Home India News Gunbattle with militants intensifies at Mumbai’s Taj hotel

Gunbattle with militants intensifies at Mumbai’s Taj hotel

By IANS,

Mumbai : A handful of heavily-armed militants continued to hold out Saturday as Indian security forces went into action to end the country’s longest terror drama that has killed 148 people and has cast a shadow on India-Pakistan relations.

Plumes of thick, black smoke billowed out of the ground floor windows at the hotel’s northern end as two retail outlets were torched, even as some 200 commandos from the National Security Guard (NSG), the Indian Army and the Indian Navy launched a calibrated attack against the militants, who are believed to number anywhere from two to six.

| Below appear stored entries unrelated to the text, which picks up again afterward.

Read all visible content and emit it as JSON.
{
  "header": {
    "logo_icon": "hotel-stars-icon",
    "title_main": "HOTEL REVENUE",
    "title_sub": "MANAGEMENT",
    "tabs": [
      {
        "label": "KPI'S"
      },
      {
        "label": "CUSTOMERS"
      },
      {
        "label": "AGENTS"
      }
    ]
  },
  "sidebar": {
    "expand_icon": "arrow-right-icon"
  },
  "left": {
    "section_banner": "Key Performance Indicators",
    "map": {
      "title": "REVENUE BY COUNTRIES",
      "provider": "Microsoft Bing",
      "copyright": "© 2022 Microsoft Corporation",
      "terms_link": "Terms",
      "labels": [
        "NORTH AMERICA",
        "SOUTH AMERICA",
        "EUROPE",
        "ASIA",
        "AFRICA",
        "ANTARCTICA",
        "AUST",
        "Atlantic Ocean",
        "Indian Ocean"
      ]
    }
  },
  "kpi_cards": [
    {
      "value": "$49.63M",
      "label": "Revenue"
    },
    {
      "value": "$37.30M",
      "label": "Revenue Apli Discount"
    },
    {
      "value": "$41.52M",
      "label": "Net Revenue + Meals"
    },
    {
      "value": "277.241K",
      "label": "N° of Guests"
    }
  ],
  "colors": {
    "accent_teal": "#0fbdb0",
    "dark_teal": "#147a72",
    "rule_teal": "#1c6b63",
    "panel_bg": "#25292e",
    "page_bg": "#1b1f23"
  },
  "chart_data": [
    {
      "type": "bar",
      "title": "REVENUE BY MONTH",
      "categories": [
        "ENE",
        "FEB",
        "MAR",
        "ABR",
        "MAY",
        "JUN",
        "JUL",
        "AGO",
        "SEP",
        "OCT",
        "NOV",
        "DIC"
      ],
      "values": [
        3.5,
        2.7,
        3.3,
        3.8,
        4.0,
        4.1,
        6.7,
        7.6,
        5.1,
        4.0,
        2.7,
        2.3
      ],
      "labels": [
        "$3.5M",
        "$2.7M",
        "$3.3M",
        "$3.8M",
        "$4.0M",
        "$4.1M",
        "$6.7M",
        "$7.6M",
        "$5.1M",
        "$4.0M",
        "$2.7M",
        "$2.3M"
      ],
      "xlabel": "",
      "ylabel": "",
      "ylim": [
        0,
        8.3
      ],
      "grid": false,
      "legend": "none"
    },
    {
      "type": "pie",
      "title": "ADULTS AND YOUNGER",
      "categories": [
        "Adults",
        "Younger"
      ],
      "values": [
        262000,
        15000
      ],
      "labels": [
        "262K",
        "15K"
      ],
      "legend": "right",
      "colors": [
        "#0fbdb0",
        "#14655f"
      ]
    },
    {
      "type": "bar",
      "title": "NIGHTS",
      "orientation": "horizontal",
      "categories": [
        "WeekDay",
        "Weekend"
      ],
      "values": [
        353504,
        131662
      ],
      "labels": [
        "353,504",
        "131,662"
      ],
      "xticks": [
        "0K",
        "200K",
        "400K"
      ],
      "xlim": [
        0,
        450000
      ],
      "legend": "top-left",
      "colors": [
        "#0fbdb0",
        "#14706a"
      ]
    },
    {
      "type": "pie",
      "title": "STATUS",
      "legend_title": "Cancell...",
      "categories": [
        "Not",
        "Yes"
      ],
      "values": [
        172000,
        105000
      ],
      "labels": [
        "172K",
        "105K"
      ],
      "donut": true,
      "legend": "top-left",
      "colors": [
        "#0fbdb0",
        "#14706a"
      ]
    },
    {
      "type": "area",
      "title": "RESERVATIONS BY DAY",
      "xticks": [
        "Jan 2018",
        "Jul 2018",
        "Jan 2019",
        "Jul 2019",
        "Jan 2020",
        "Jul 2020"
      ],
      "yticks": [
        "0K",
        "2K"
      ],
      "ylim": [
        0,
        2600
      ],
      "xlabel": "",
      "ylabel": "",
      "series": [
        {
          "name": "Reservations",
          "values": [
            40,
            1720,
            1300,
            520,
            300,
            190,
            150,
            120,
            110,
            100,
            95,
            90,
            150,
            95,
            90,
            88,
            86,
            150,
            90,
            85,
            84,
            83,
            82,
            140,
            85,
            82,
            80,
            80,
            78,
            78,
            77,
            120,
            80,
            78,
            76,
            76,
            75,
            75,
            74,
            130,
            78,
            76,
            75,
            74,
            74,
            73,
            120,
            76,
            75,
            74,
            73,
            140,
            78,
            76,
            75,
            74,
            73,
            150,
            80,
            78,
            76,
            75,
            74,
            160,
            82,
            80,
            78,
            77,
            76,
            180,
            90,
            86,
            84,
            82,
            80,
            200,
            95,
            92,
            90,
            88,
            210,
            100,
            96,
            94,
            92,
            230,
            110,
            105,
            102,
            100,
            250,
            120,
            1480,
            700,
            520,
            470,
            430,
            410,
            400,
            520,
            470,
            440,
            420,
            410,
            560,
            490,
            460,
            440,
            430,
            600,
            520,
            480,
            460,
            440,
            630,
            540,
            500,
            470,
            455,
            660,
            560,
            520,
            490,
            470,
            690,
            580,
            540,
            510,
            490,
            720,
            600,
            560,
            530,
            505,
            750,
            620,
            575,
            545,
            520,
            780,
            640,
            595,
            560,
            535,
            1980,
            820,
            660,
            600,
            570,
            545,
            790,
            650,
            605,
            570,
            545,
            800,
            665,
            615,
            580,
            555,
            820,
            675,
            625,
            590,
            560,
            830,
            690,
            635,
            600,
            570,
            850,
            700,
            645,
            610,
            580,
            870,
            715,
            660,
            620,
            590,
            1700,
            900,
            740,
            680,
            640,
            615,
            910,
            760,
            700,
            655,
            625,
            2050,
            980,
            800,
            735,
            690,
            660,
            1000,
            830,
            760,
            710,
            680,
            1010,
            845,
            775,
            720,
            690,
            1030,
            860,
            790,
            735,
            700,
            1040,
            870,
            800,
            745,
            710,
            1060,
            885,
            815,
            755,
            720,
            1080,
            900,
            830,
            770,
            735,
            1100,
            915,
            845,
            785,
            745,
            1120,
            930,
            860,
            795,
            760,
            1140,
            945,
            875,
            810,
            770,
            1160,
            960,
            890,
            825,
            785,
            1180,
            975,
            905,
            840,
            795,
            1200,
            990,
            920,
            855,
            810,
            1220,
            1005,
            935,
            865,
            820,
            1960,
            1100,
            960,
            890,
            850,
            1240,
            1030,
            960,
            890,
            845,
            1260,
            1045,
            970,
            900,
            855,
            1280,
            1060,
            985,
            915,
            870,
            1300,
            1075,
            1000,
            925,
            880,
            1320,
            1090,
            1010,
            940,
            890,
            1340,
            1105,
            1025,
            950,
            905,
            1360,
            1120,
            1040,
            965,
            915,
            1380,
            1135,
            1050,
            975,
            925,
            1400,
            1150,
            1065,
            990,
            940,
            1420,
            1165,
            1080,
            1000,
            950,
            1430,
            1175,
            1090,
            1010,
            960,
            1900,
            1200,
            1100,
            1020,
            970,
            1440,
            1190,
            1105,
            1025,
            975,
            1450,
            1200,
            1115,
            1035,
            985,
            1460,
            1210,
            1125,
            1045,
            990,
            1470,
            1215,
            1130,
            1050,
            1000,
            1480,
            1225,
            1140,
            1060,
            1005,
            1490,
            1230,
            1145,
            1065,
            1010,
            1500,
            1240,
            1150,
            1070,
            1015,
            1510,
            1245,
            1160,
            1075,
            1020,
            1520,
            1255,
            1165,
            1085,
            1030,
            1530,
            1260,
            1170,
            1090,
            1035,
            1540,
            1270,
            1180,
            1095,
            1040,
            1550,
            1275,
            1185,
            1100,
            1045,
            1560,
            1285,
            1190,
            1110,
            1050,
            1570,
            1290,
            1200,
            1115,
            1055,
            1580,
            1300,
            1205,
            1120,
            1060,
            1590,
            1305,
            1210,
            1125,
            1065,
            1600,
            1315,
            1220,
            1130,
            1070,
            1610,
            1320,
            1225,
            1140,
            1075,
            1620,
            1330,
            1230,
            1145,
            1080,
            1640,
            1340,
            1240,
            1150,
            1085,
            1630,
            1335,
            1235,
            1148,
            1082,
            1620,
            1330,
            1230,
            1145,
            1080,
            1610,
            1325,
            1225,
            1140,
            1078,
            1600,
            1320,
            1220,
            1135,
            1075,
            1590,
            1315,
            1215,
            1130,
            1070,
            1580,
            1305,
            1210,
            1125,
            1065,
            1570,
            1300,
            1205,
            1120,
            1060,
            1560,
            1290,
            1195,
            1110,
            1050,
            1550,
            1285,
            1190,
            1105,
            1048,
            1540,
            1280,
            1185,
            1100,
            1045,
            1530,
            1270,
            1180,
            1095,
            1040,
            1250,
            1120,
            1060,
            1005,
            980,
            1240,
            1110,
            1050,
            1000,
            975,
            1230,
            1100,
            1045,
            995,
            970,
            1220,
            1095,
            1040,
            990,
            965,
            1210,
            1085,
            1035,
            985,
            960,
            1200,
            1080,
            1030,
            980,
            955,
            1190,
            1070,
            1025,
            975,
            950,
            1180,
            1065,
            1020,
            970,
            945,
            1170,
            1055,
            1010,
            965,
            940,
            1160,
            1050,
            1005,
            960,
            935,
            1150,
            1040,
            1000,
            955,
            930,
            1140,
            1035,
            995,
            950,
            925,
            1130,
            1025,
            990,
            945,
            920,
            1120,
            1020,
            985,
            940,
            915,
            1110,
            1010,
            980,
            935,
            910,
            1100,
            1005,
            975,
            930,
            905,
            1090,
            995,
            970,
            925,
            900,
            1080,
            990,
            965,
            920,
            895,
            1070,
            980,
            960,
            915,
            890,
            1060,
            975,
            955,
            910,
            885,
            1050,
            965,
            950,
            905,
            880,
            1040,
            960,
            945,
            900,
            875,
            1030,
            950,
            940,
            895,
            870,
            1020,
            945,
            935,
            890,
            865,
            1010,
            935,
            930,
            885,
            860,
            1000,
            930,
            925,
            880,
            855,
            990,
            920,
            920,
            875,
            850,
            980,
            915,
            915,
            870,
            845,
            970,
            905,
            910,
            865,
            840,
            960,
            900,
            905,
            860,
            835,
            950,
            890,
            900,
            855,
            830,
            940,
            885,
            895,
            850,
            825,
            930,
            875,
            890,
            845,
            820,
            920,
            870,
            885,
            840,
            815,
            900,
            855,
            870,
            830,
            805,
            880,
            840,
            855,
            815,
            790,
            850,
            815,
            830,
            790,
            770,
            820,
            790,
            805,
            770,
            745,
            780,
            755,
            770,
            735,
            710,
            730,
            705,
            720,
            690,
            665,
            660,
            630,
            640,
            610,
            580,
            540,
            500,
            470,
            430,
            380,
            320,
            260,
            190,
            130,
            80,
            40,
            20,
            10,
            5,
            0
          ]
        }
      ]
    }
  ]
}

If the militants viewed this as a diversionary tactic they almost succeeded as the acrid smoke soon covered much of the building’s façade but the fire brigade quickly swung into action to douse the angry flames.

The first indication that the authorities intended to go in for the kill came at around 3.30 a.m., when, after a comparative lull of two hours, NSG commandos initially targeted the militants, who had seized the hotel Wednesday night in coordinated strikes that also saw them taking over the Oberoi-Trident hotel and a Jewish cultural and religious centre.

A group of six to seven strategically positioned commandos targeted a first-floor window at the northern end of the building where, eyewitnesses said, at lest one militant had been cornered.

Other commandos, meanwhile, sprinted toward a corridor linking the new tower of the hotel with its heritage wing where the action was taking place to gain access to the first floor and mount pressure on the militants.

As dawn broke, commandos from the army and the navy joined the offensive and this signalled the start of the decisive phase of the action.

There was, however, some uncertainty on the exact number of militants in the hotel.

On Friday, Lt. Gen. Noble Thamburaj, the general officer commanding-in-chief of the Southern Command, had placed the number at one, after two others had been killed in a firefight Thursday. NSG chief J.K. Dutt initially agreed with this but Saturday revised the figure to two or three.

M.L. Kumwat, the special secretary (Internal Security) in the home ministry, had Friday placed the number at six.

Landing by boat in the Colaba area of south Mumbai, a group of 20-22 militants had spread mayhem in Mumbai, staging 10 attacks at various spots in India’s commercial capital that have killed 148 people and injured 327. The casualties include eight foreigners, while another 22 have been injured.

The NSG, acting in tandem with their Marco marine commandos and Indian Army troops had Friday scored major successes, evicting the militants first from the Oberoi-Trident hotel and then from the Jewish centre. Two militants were killed in each operation.

Totally, 11 of the militants have so far been killed, while one has been captured. The whereabouts of the others are not clear.

Close to 480 NSG commandos had participated in the operation at the Jewish centre and the bulk of them were shifted to the Taj hotel once that operation ended.

Both were expected to quickly go into action as both Thamburaj and Dutt had Friday promised that the Taj would be rid of the remaining terrorists by evening. However, as the shadows lengthened, it became apparent that the NSG chief was carefully weighing all his options.

“My men have taken position, but if the terrorists change their positions, we too have to,” he explained late Friday after reconnoitring the Taj hotel complex.

“My officers and men are coping well with the situation,” he added.

In an unprecedented development, Indian Prime Minister Manmohan Singh asked his Pakistani counterpart Yousuf Raza Gilani to send his country’s spy chief to New Delhi to exchange information about the Mumbai terror, official sources said. Pakistan agreed.

Officials in Islamabad initially said Lt. Gen. Ahmed Shuja Pasha, chief of the Inter-Services Intelligence (ISI) agency, was expected to travel to India early next week.
However, a report in a Pakistani newspaper Saturday said Pasha’s representative would instead travel to New Delhi.